Jumat, 30 Desember 2011

Melangkah di Arsy Tuhan

——— “”Melangkah di Arsy Tuhan, Menengok Rahasia Kalam”" ————
Dalam penantian Sang Hamba menuju kesempurnaan maka akan di mulai dengan Ilmu. Dalam Ilmu (pengetahuan) tidak akan memberikan Manfa’at (sia-sia) jika tanpa di dasari Kesadaran dalam Niat yang tulus.
“Sesungguhnya Manusia itu Mati kecuali mereka2 yang berpengetahuan, dan mereka2 yang berpengetahuan banyak yang tertidur kecuali mereka2 yang mengamalkan, dan mereka2 yang mengamalkan banyak yang tertipu kecuali mereka2 yang Tulus Ikhlas.
Ketika Lautan Hikmah dari segala Ilmu terselami maka terlihat lah……Mutiara2 Indah yang sangat berkilauan, dan banyak di antara para Salik yang mengambil Mutiara2 itu, karena saking Takjub dan terpananya melihat keindahan Mutiara2 tsb.
Ketika rasa Takjub itu datang merasuk kedalam Qolb’ maka pada saat itu…..Nyanyian ke EGO an menyertai dan mengakibatkan diri hanyut dan tenggelam dalam RASA/Zauq.
Ketahuilah……pada satu sisi, RASA/Zauq itu adalah “Jalan/Thoriqoh” menuju Sang Sejati akan tetapi apabila terlena dan hanyut dalam RASA/Zauq itu dan lupa akan “sang pemilik” RASA, maka semakin banyak duri2 yang akan tumbuh pada diri.

Lihatlah…………kesekeliling, berapa banyak yang Asyik Masyuk dalam RASA berenang dalam Nikmatnya RASA, lalu meRASA kosong, lalu meraba dalam Kosong dan mengata tidak ada apa apa dan menyatakan bahwa inilah SEJATI, inilah PUNCAK, inilah AKHIR dari segalanya, inilah IA.
Maka ketika hal itu telah ternanam, maka itulah Akar dari pada duri2 yang akan menyelimuti diri dan tanpa sadar……, telah ber TUHAN kan kekosongan, ber TUHAN kan ke HAMPA an, ber TUHAN kan ketiadaan.
Sesungguhnya……RASA/Zauq itu, masih di dalam sifat Jamal-NYA, dan bukan itulah Akhir perjalanan, namun itu barulah Awal perjalanan untuk Melangkah di “ARSY TUHAN” dan Akhirnya “MENENGOK RAHASIA KALAM”.
Apakah Mutiara2 Indah yang sangat berkilauan itu…..????
Itulah…………ZIKIR/ZIKRULLAH.
Semakin banyak ber ZIKIR/ZIKRULLAH dengan bermacam2 ZIKIR (mutiara2), maka semakin terhijab, jika……………masih terpandang Ma Siwa Allah ( Sesuatu), masih terpandang akan diri : “Aku ini berzikir”, Aku ini beramal”, Aku ini berThoriqoh”, “Aku ini ber mursyid”, “Aku ini berma’rifat”, dll…dll…dll….maka akan timbul suatu penekanan akan sesuatu.

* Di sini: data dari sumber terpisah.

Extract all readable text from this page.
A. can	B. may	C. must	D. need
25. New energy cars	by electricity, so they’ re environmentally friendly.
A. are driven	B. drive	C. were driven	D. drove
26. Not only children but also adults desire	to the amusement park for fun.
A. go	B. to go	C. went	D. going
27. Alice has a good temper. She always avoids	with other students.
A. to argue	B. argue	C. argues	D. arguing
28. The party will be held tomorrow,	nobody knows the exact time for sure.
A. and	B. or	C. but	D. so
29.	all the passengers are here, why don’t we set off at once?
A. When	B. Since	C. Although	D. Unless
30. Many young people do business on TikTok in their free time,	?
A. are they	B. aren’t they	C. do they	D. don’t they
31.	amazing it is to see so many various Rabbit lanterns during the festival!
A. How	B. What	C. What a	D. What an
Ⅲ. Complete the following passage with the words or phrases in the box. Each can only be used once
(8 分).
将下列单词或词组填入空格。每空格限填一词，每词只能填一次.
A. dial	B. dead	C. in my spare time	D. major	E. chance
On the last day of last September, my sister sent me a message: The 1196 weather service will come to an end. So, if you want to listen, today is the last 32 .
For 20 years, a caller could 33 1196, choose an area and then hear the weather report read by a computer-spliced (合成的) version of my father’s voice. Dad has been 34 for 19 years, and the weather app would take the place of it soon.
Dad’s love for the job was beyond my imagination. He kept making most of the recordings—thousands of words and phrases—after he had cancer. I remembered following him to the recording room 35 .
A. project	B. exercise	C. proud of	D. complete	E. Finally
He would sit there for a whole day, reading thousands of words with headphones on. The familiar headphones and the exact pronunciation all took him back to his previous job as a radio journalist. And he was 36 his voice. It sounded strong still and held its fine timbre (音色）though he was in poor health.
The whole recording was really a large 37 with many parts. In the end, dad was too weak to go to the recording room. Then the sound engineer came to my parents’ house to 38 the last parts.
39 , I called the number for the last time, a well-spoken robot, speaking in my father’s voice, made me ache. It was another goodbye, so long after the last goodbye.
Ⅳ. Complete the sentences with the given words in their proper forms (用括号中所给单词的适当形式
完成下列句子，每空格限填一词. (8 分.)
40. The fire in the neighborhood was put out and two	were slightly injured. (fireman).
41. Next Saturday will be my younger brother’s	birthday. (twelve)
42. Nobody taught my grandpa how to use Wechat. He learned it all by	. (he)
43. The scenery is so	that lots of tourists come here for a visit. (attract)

Jika penekanan “akan sesuatu” itu telah menjadi pandangan Bathinnya maka Hijab telah menutupi Qolb’ dari NurNya yang Nyata. Ia melihat akan Nur, tetapi yang terlihat bukanlah Nur yang sesungguhnya melainkan hanyalah bayangan dari pada Nur. Maka bayangan tetaplah bayangan, sampai kapanpun tetaplah bayangan dan bayangan bukan lah yang punya bayang2.
Bulan Nyata terlihat, tetapi tiada di ketahui…..karena yang di ketahui hanya kenyataan Bulan di atas Danau dan Bathin lalai bahwa sesungguhnya yang ada di danau itu bukan Bulan, melainkan hanya bayang2 dari sang bulan.
Maka……lihatlah Bulan yang terang dan cahayanya sangat menyejukkan itu dan mendamaikan Qolb itu Sangat Nyata dan Indah, bukan dimana2 tetapi ada di mana2.
Maka…….untuk masuk ke jalan itu…..,
Lepaskan tubuhmu……
Lepaskan hatimu……
Lepaskan jiwamu…..
Lepaskan ruhmu……
Lepaskan Akumu…..
Hingga engkau tak bertubuh jasad lagi, tidak berhati lagi, tidak berjiwa lagi, tidak ber Ruh lagi dan tidak ber Aku lagi.
Pandanglah yang memandang dan rasakan yang merasakan maka engkau tidak ada, maka engkau kosong, maka engkau hampa.
Bukan Al-Haq yang tidak ada, bukan Al-Haq yang kosong itu, bukan Al-Haq yang hampa itu melainkan dirimulah yang tiada, dirimulah yang kosong itu, dirimulah yang hampa dan sunyi itu.
Dan tidak boleh dua, tiga, empat atau banyak yang mengisi kekosongan itu melainkan hanya SATU yang ber hak untuk mengisi kekosongan itu yaitu “Al-Haq”.
Dirimu bukan lah dirimu karena dirimu kosong dan Al-haq lah yang ada pada ke kosongan itu. Jika dirimu sudah kosong karena memang kosong, jika dirimu sudah tidak ada karena memang tidak ada. Maka yang manakah yang di sebut EGO….???, maka yang manakah yang di sebut Nafsu….???, maka yang manakah yang di sebut Aku…???
Maka semuanya pun tidak ada/kosong karna memang kosong/tidak ada.
Maka jika ada bantah membantah, maka jika ada sanggah menyanggah, maka jika ada hujat menghujat, selama itu engkau masih belum kosong dari kedirianmu.
Maka itulah Hijab/Tirai yang sangat tipis bak sehelai rambut di belah tujuh.
Nyata ketiadaan itu menunjukkan Nyatannya yang ADA (Al-Haq).
maka matilah sebelum engkau mati……maka siapakah yang ada setelah kematianmu….????
Jika engkau sudah mati maka engkau sudah tidak ada, maka siapakah yang ada setelah kematianmu/ketiadaanmu…???
Ana (Al-Haq) yang ada…….
Jika hanya Al-Haq yang ada, maka selain itu……..adalah Fatamorgana, bayangan, semu, tidak ada dan nyatalah….Ana (Al-Haq) meliputi pada kekosongan dan ketiadaan dirimu. Dan kekosongan diri/ketiadaan diri itulah Singgasana/Kerajaan TUHAN dan di situlah Al-Haq bersemayam (Arsy’). Bukan di tubuh, bukan pula di hati, bukan pula di jiwa dan juga bukan di Ruh.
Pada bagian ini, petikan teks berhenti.